I do not know how well Princess Mononoke will be understood in the Western community. The concept of worshiping spirits of objects like trees, rocks, and forests should be quite familiar to Indians who have been from or traveled to mountainous rural areas. Due to the spread of pan-Indian mega-God brands like Rama, Vishnu and Shiva, these too are disappearing quite quickly in those places. In Japanese culture, these kami (spirits) reign supreme even today. This was one of the pleasant surprises on my travel in Japan, that they continue to believe in and worship kami of everything from forests to buildings. Kami are an extremely popular entity in manga and anime too, though there they are usually villainous. Princess Mononoke is completely built around the existence, behaviour and manifestations of the (forest) spirit world and its interaction with the human world.

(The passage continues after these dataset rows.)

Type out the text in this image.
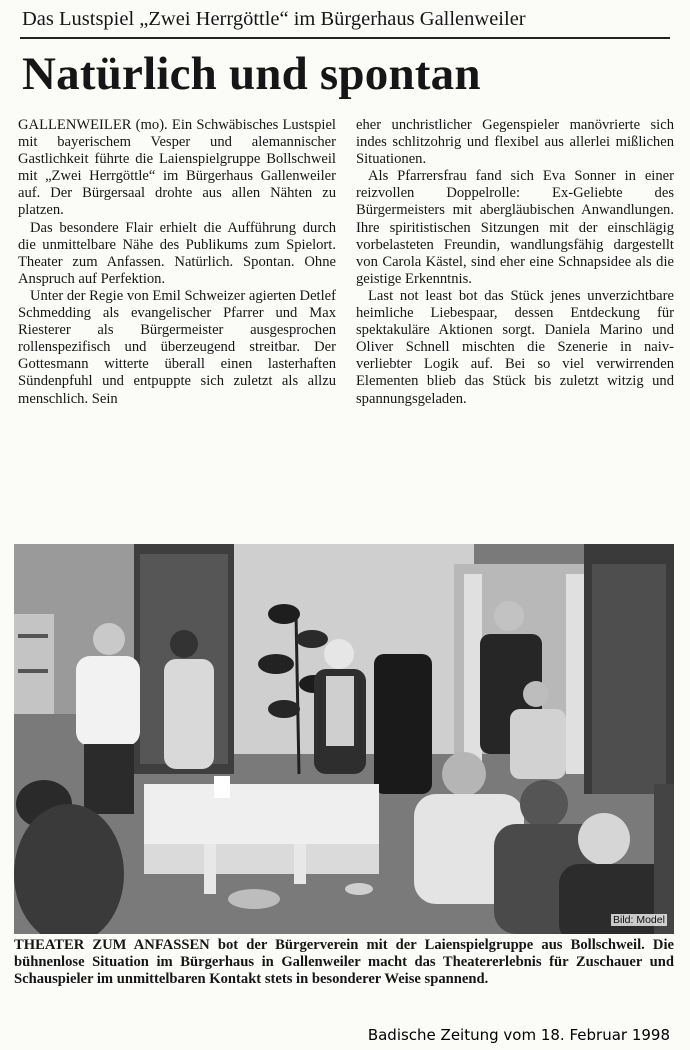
Das Lustspiel „Zwei Herrgöttle“ im Bürgerhaus Gallenweiler
Natürlich und spontan

GALLENWEILER (mo). Ein Schwäbisches Lustspiel mit bayerischem Vesper und alemannischer Gastlichkeit führte die Laienspielgruppe Bollschweil mit „Zwei Herrgöttle“ im Bürgerhaus Gallenweiler auf. Der Bürgersaal drohte aus allen Nähten zu platzen.

Das besondere Flair erhielt die Aufführung durch die unmittelbare Nähe des Publikums zum Spielort. Theater zum Anfassen. Natürlich. Spontan. Ohne Anspruch auf Perfektion.

Unter der Regie von Emil Schweizer agierten Detlef Schmedding als evangelischer Pfarrer und Max Riesterer als Bürgermeister ausgesprochen rollenspezifisch und überzeugend streitbar. Der Gottesmann witterte überall einen lasterhaften Sündenpfuhl und entpuppte sich zuletzt als allzu menschlich. Sein

eher unchristlicher Gegenspieler manövrierte sich indes schlitzohrig und flexibel aus allerlei mißlichen Situationen.

Als Pfarrersfrau fand sich Eva Sonner in einer reizvollen Doppelrolle: Ex-Geliebte des Bürgermeisters mit abergläubischen Anwandlungen. Ihre spiritistischen Sitzungen mit der einschlägig vorbelasteten Freundin, wandlungsfähig dargestellt von Carola Kästel, sind eher eine Schnapsidee als die geistige Erkenntnis.

Last not least bot das Stück jenes unverzichtbare heimliche Liebespaar, dessen Entdeckung für spektakuläre Aktionen sorgt. Daniela Marino und Oliver Schnell mischten die Szenerie in naiv-verliebter Logik auf. Bei so viel verwirrenden Elementen blieb das Stück bis zuletzt witzig und spannungsgeladen.

Bild: Model
THEATER ZUM ANFASSEN bot der Bürgerverein mit der Laienspielgruppe aus Bollschweil. Die bühnenlose Situation im Bürgerhaus in Gallenweiler macht das Theatererlebnis für Zuschauer und Schauspieler im unmittelbaren Kontakt stets in besonderer Weise spannend.
Badische Zeitung vom 18. Februar 1998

There is a lot of creativity at work in the movie, in the plot and also in the fetid imagination of how these concepts would look to a human eye. The story is intriguing in the beginning, but I found myself getting quite tired towards the end, as it is too long drawn out. There are many interesting characters, too many in fact, and it spoils the entire experience of the movie. It also becomes hard to draw clear lines between good and bad, maybe this is intentional, but also confusing. Critics seem to love this movie, but I found that Princess Mononoke was a bit too complex and confusing for my taste.